The flag was made as a banner for the Ballarat Reform League at some point in time after the first meeting of this group on 11 November 1854. It was first raised on public view at the Monster Meeting at Bakery Hill on 29 November 1854 when the diggers protested against the administration of the Gold Licence. On the following day, Peter Lalor swore his famous oath beneath the flag, which was then taken to the site of Eureka Stockade.
On the morning of December 3rd 1854, when the Government troops and police stormed and ransacked the Stockade, a Trooper by the name of John King cut down the flag and it was eventually brought back to the Government Camp (ironically the Gallery itself was built on this site 33 years later.) On that morning, the ‘rebel’ flag was reviled and mocked by the victorious troopers and the first of many souvenir pieces was cut from it. One of the pieces taken that day was instrumental in proving the authenticity of the flag in the Gallery more than 80 years later.
In the 1890’s the founder of the Ballarat Fine Art Gallery James Oddie became aware of the existence of this flag. Oddie had settled in Ballarat in 1852. It was well known that his sympathies at the time were with the diggers. Oddie established contact with Trooper King’s widow, and persuaded her to lend the flag to the Gallery in 1895, where it has been almost continuously ever since. The descendants of Trooper King formally deeded the Eureka Flag to the people of Ballarat in 2001 on the condition that it be kept in the Ballarat Fine Art Gallery where it can be provided with stable display conditions and security.
For years there were many people who doubted that the flag that we now see at the Gallery was authentic. These people thought that the cross design ought to look more like the image on the front cover of a book written by Raffaello Carboni, one of the leaders of the diggers cause in 1855. It is now known that the designer of this cover had never seen the original flag and that the cover of Carboni’s book was only an approximate rendering of his description of it.In the 1940’s a man by the name of Len Fox was able to show that the threads and weave of the Flag in the Gallery match exactly with those of a small fragment that was certainly cut off the flag on the morning of December 3rd 1854.
The final proof of the authenticity of the flag in the Gallery came when previously unknown watercolours by a Swiss/Canadian digger Charles Doudiet came to light in 1996. These watercolours, which were made by an eye-witness just days after the events, clearly show a flag, that matches with the one that you can now see at the Gallery.

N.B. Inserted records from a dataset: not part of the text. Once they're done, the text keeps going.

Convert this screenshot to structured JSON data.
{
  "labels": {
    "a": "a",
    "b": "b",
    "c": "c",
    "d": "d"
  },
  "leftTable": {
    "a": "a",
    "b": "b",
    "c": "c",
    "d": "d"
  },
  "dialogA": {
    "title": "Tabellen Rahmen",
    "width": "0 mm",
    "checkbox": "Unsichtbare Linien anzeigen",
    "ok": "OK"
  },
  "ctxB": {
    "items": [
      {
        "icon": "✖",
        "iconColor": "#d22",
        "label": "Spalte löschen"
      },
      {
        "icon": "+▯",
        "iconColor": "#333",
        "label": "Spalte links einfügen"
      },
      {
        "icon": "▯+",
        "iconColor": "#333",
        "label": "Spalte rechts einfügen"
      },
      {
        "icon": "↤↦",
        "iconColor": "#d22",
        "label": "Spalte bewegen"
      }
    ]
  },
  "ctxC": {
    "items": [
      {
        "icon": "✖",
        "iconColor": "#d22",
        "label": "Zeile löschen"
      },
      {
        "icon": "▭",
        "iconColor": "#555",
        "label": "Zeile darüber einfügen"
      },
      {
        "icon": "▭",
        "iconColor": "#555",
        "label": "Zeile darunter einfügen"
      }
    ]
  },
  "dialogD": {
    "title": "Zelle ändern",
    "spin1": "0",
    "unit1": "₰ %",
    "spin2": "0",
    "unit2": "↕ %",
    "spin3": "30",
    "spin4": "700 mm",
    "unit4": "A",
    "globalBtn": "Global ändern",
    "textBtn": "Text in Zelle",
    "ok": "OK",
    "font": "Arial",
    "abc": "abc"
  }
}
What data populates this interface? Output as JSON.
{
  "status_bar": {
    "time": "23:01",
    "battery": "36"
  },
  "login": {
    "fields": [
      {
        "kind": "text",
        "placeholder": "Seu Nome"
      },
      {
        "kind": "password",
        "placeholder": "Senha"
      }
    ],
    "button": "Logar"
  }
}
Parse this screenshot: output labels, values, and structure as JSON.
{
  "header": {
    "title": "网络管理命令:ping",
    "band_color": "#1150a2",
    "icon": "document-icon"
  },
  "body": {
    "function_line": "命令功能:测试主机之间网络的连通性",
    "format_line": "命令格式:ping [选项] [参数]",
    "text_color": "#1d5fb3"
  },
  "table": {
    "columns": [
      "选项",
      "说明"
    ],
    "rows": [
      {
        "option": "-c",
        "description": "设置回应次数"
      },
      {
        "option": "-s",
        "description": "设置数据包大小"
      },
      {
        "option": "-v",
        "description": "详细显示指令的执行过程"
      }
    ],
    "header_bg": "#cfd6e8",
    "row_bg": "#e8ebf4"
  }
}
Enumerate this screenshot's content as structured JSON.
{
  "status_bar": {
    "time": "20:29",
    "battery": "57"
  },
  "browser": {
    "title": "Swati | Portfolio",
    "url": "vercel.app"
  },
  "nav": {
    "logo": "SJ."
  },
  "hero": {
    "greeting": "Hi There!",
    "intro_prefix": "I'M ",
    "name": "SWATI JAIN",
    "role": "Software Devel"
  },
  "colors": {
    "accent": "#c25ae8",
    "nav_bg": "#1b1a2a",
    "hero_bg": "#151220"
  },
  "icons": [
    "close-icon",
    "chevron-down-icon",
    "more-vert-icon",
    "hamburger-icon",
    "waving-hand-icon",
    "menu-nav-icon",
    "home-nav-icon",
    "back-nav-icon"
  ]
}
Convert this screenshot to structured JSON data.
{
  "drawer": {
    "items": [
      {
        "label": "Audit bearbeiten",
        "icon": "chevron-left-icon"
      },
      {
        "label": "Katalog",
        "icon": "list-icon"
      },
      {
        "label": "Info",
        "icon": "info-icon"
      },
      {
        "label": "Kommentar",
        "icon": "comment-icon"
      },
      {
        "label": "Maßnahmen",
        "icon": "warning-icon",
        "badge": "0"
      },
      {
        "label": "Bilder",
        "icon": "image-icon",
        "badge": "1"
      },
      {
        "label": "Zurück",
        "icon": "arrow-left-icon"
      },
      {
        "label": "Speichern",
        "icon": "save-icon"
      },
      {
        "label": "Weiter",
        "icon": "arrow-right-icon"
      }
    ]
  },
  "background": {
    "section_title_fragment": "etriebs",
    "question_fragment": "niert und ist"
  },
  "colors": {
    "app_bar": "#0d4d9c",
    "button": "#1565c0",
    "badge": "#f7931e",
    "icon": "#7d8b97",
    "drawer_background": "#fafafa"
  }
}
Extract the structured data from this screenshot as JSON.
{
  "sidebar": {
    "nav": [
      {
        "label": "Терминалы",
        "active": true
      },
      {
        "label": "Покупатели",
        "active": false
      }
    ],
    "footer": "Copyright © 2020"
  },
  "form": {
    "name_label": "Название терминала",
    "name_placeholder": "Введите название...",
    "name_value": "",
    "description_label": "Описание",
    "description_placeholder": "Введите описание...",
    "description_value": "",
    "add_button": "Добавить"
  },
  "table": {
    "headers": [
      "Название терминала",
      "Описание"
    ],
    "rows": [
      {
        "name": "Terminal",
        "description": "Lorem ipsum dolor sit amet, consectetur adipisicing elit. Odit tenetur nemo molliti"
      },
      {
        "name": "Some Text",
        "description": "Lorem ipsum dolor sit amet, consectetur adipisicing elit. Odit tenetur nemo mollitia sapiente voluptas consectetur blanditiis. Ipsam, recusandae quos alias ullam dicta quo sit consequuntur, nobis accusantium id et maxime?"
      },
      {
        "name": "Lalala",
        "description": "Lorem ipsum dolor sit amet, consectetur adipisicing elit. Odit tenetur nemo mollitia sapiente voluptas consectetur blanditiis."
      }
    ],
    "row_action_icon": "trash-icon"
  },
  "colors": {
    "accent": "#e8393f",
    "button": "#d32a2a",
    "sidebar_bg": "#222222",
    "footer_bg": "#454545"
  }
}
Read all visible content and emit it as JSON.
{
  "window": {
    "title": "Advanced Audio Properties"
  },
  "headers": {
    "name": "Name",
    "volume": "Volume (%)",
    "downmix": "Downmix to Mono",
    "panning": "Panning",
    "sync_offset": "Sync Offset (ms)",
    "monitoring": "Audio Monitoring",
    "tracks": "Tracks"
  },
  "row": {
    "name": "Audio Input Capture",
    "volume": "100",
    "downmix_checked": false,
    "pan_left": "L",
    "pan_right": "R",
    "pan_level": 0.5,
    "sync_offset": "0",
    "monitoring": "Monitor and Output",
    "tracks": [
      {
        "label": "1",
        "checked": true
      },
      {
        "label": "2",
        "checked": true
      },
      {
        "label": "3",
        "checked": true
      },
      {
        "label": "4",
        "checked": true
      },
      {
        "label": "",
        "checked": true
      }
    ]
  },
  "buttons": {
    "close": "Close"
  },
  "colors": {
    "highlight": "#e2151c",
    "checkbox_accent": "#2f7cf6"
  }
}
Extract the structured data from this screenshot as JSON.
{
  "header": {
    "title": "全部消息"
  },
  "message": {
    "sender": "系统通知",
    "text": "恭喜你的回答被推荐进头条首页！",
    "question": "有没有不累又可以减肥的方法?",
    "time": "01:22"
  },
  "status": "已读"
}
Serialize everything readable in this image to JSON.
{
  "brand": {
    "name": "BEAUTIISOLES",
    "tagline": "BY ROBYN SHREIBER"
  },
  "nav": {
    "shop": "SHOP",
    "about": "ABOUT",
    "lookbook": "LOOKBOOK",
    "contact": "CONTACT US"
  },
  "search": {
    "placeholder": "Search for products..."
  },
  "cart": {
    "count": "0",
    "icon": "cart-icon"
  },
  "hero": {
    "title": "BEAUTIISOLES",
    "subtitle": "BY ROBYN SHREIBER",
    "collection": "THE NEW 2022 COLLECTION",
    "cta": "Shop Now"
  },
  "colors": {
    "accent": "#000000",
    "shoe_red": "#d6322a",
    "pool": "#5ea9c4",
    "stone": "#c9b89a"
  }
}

The flag is on permanent display in the Selkirk Family Gallery. It is presented at low light levels to ensure that it will not fade any further, and visitors are asked to allow their eyesight to become adjusted upon entering the viewing room. The Gallery also normally displays the Doudiet watercolours and a range of Eureka related images and memorabilia. During 2005 most of this material with the exception of the flag is traveling in the exhibition Eureka Revisited: the contest of memories.

Henry Lawson's Eureka {A Fragment} and its surrounding history fascinates me. I am planning to showcase a different poem and its relevant history every month.